Speaking on the sidelines of the Treasurer’s meeting recently, the acting head of financial markets at Post Bank, Mr Huzairu Iga, appeared to side with Dr Ggoobi. He said with the bulk of the budget investment bending towards supporting agriculture – both directly and indirectly, it is about time the sector contributes its fair share of taxes.
In an interview with the Minister of State, General Duties, Mr Henry Musasizi, noted there is still a lingering debate over taxing agriculture even though it could be one of the ways to quickly result into widening the tax base.
Before taxing agriculture, Mr Musasizi, believes massive investment must be injected into the sector to develop and grow it.
He was also of the view that taxation shouldn’t be necessarily direct, arguing that the income a farmer gets after selling a cow will boost his or her purchasing power, enabling him or her to buy basic household commodities such as salt, sugar, and clothes or even fuel a car, all of which attract taxes which goes to the national coffers.
“We may not need to tax the income earned from the cow directly, but enhance purchasing power. The same principle applies to a boda-boda. So I do not support the idea of taxing such operations. Allow the boda-boda to operate and tax them indirectly,” Mr Musasizi told Prosper Magazine.
When contacted, Prof Nuwagaba noted that taxing agriculture in its current form will not be progressive.

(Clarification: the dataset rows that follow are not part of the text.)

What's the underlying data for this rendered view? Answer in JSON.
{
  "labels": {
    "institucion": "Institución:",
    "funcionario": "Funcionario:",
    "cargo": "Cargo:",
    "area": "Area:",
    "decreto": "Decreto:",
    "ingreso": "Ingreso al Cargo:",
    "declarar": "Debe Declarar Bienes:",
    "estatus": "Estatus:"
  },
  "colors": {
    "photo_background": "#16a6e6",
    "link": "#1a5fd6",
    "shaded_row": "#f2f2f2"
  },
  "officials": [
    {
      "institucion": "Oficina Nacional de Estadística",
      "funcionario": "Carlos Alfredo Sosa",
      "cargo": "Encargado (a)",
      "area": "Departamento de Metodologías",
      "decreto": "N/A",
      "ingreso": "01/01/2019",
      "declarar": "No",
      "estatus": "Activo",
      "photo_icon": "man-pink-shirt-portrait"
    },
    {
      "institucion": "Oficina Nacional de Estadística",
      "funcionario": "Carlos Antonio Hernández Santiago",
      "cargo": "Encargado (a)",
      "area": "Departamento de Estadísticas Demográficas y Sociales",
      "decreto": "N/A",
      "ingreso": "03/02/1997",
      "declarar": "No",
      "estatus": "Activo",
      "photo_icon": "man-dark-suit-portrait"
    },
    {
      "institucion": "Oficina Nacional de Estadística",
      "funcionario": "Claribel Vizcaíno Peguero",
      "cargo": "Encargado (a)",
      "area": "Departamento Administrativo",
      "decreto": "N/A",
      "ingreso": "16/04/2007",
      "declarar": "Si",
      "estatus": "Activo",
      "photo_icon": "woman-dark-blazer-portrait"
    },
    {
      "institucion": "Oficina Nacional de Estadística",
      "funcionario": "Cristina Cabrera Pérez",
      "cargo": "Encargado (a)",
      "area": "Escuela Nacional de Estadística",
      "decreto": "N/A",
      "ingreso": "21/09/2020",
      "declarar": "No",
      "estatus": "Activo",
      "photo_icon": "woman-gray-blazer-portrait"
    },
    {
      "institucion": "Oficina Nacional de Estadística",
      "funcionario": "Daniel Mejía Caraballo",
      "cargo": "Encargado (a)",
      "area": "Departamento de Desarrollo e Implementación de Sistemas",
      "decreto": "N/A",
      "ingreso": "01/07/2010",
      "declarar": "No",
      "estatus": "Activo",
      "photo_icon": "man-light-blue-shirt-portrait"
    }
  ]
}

He said: “What will work is investing in agro-processing because this makes it easy for taxing purposes. This is because it will be easy to know the number of bags of packed maize flour and difficult to understand number of cobs of maize from a particular garden which is often times shipped and sold raw.
“Therefore, taxing agriculture will make more sense at secondary level and not the current level raw level of produces where we are at.”
However in the short and medium term, there are four potential strategies that Uganda could pursue to collect taxes more fairly from the agriculture sector, according to International Centre for Tax and Development.
“First, Parliament could reinstate some level of WHT on the sector. While politically controversial, WHTs are one of the only ways to successfully collect income taxes from the sector.
Secondly, URA could upgrade the existing WHT system to require the clear identification of agricultural suppliers. Suppliers could then be tracked more effectively to ensure they are complying with existing income tax obligations.
“Third, the URA could put its internal data to better use by specifically targeting the largest agricultural suppliers – who are also likely to be the most profitable – to make sure that they are registered with the URA and complying with their existing tax obligations.
“Fourth, URA could increase enforcement on non-compliant agricultural suppliers, beginning with the largest firms,” recommends the study by International Centre for Tax and Development, for Uganda,” Prof Nuwagaba said.